According to the brigade’s Facebook page, members of the 3,500-member 4/25 returned to Alaska in early February after a training mission in Fort Polk, Louisiana.

While the timing of the ship’s arrival may have made some wonder about a possible coronavirus connection, Jager said the Army regularly unloads large amounts of equipment at the port, and “if anything it just reflects our importance as a Department of Defense commercial seaport and the role we play on a day to day basis.”

Commercial shipping continues as normal at the port, and earlier this week shipping companies said freight was arriving on schedule. According to the port’s website, two large container ships -- TOTE’s North Star and the Matson Tacoma -- will arrive there Sunday.

The scale of the current redeployment is larger than average for the Army, which Jager said often will bring large equipment via large commercial ships the same way civilian freight is shipped to the state.

“We don’t get ‘grey bottoms’ all that often,” he said, using a slang term for ships run by the Military Sealift Command to transport cargo.

The Bob Hope is unloading many different kinds of equipment, including helicopters and other military vehicles. Jager said the helicopters are typically assembled at the port and flown to their home base.

“It’s safer, cheaper and more efficient to fly them away,” Jager said.

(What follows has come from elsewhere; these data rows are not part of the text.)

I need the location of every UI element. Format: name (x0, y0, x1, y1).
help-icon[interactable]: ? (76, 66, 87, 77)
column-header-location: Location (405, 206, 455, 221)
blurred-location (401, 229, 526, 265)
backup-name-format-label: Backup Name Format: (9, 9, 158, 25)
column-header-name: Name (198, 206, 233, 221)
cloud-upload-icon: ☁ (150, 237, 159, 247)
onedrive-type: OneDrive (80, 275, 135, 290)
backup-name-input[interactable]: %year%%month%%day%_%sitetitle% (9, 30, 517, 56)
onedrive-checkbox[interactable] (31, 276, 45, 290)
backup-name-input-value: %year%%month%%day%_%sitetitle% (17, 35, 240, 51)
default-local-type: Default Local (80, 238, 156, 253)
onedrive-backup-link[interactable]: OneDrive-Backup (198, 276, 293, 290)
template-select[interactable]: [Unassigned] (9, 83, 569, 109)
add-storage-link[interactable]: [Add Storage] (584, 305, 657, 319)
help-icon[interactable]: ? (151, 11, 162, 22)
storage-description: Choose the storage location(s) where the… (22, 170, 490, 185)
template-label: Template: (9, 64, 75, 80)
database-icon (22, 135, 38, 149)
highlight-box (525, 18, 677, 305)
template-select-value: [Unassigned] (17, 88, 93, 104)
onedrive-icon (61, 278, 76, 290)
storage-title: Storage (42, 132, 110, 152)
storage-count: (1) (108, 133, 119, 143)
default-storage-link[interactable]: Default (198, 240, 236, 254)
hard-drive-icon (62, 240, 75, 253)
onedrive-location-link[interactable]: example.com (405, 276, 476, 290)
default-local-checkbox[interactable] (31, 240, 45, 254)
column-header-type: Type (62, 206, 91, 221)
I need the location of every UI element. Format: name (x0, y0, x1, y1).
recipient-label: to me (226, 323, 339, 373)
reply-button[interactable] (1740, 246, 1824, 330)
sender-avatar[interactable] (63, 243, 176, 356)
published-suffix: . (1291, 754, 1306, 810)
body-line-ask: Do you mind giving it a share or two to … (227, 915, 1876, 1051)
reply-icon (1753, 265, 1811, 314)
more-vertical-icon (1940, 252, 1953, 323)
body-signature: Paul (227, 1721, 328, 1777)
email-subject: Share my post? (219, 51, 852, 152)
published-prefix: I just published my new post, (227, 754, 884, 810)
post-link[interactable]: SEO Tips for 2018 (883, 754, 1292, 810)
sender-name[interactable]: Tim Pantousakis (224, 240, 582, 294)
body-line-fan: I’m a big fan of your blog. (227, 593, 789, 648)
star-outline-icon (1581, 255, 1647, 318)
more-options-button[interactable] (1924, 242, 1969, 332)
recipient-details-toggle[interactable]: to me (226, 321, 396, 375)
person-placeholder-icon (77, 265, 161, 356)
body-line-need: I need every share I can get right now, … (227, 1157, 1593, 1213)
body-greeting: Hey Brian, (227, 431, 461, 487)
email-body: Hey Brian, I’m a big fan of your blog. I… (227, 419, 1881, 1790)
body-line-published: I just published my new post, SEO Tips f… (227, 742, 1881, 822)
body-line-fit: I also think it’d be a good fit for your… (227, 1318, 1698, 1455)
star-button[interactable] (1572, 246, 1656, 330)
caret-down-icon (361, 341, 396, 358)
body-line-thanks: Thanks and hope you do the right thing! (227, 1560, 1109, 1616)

The 951-foot long ship has a crew made up of both Navy sailors and Military Sealift Command mariners. It’s the lead vessel in the Bob Hope class of ships and was named for the comedian, who frequently visited troops around the world through USO tours and often told a story about nearly crashing in an airplane while en route to a show at Elmendorf Air Force Base in Anchorage.